Ok, ready? Let’s do this thing. But you don’t. You can’t bring yourself to do it. You start thinking of reasons (excuses) why you can’t do it. You might hear yourself say things like: “If I start cleaning the garage and don’t finish before we have to leave then the garage will be in worse shape than it is now.” or “I don’t have to balance my checkbook, I think I have enough money in there.” or “I know that project needs to be done, but I just don’t have the time to start it now. I’ll work on it later.” What the heck is going on? Why can’t we “Just Do It” like Nike says?
That’s a good question. One I found myself asking recently. You see, in my situation I need to lose weight. I’ve chosen to include exercise as part of my plan. Bicycling, walking, weight-lifting and yoga as my primary activities. Earlier this week I signed up for a Saturday morning bike ride on Meetup with Performance Bike in Newark
I got everything ready the night before. So why then on the day of the ride was I thinking about not going? “You could just stay home and watch tv?” and “You could get on the computer and surf for hours.” and “Why don’t you just lay low and chill? It’s gonna be hot out there today.” I really wanted to go on the ride, but these thoughts, this voice was pulling me back. I fought them off, went on the ride anyway and had a good time.
Last night before I went to bed I told myself that after I got up, I would go to the gym. However, when I got up I was thinking, “Do you really want to go to the gym? You can just start tomorrow before work.” and “Why don’t you just skip it?” There was this battle going on, you know like the angel and devil on your shoulders? I realized what was happening and needed some support to make it out the door. I immediately put on “Gonna Fly Now” from Rocky and started moving. Got on the bike, rode 8 miles to the gym, lifted weights and rode back. Cooled down with a little yoga.
What I am realizing is “the devil” here is really that part of me that wants to protect me. It thinks by convincing me to hang on the couch with the remote is somehow protecting me or has my best interest in mind, which of course is not true. Change is different, exercise is hard. But you know what? Being overweight and sedentary is hard too and will cost in the long run. You pay now or you pay later.
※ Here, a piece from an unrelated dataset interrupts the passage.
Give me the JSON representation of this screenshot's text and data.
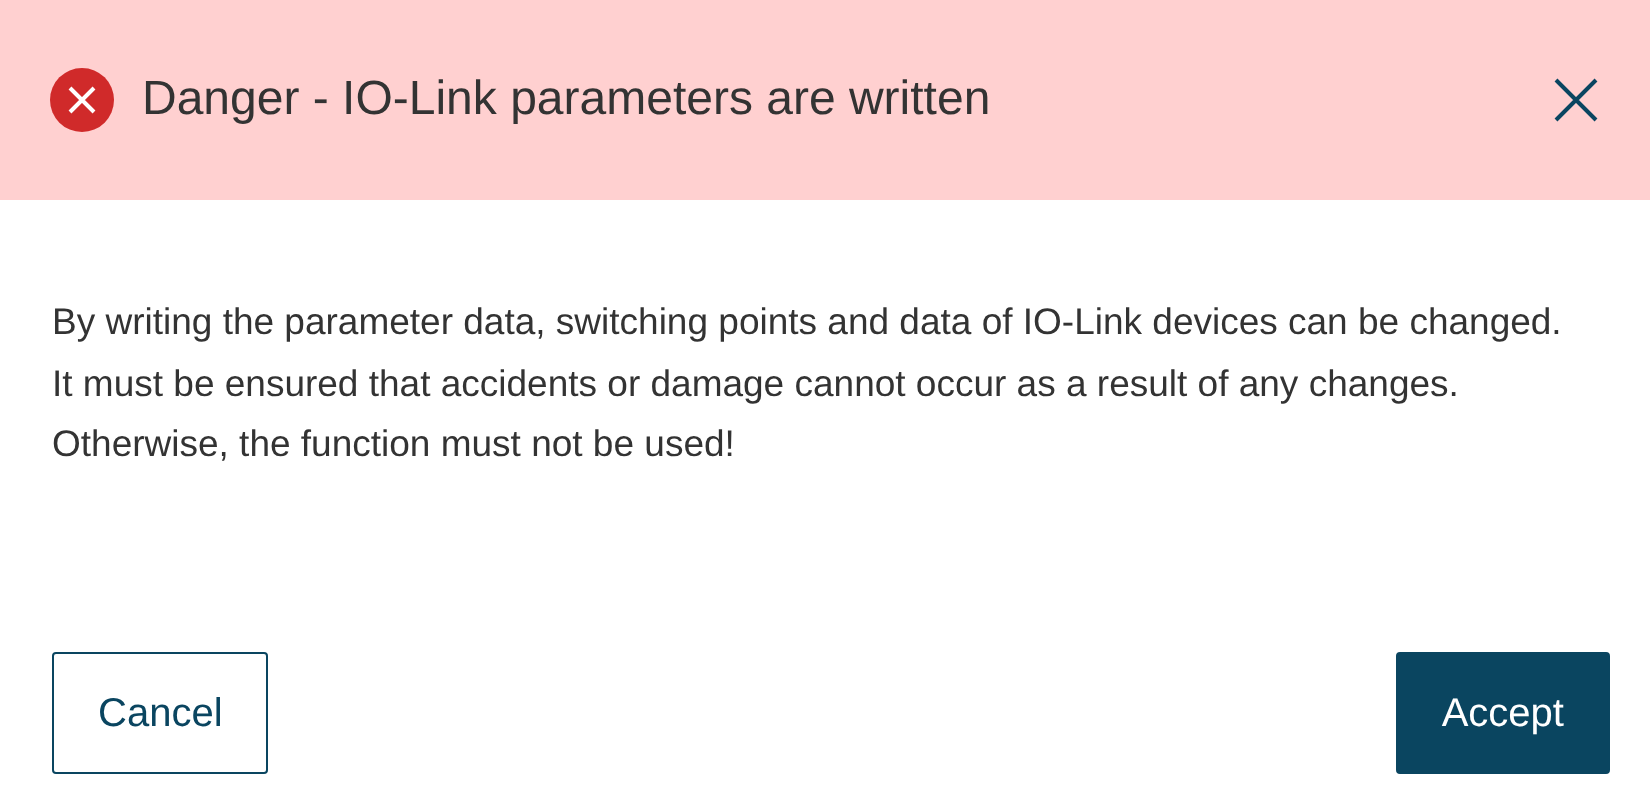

Motivational speaker Les Brown said
“…Sometimes you have to stand up inside yourself and say: SHUT UP!..”
Do you ever find yourself rationalizing why not doing something could be a good idea when you previously said you wanted to do it? Be aware of the voices in your head and make sure you’re listening to the right ones! Don’t let the need for perceived self-preservation or protection hold you back.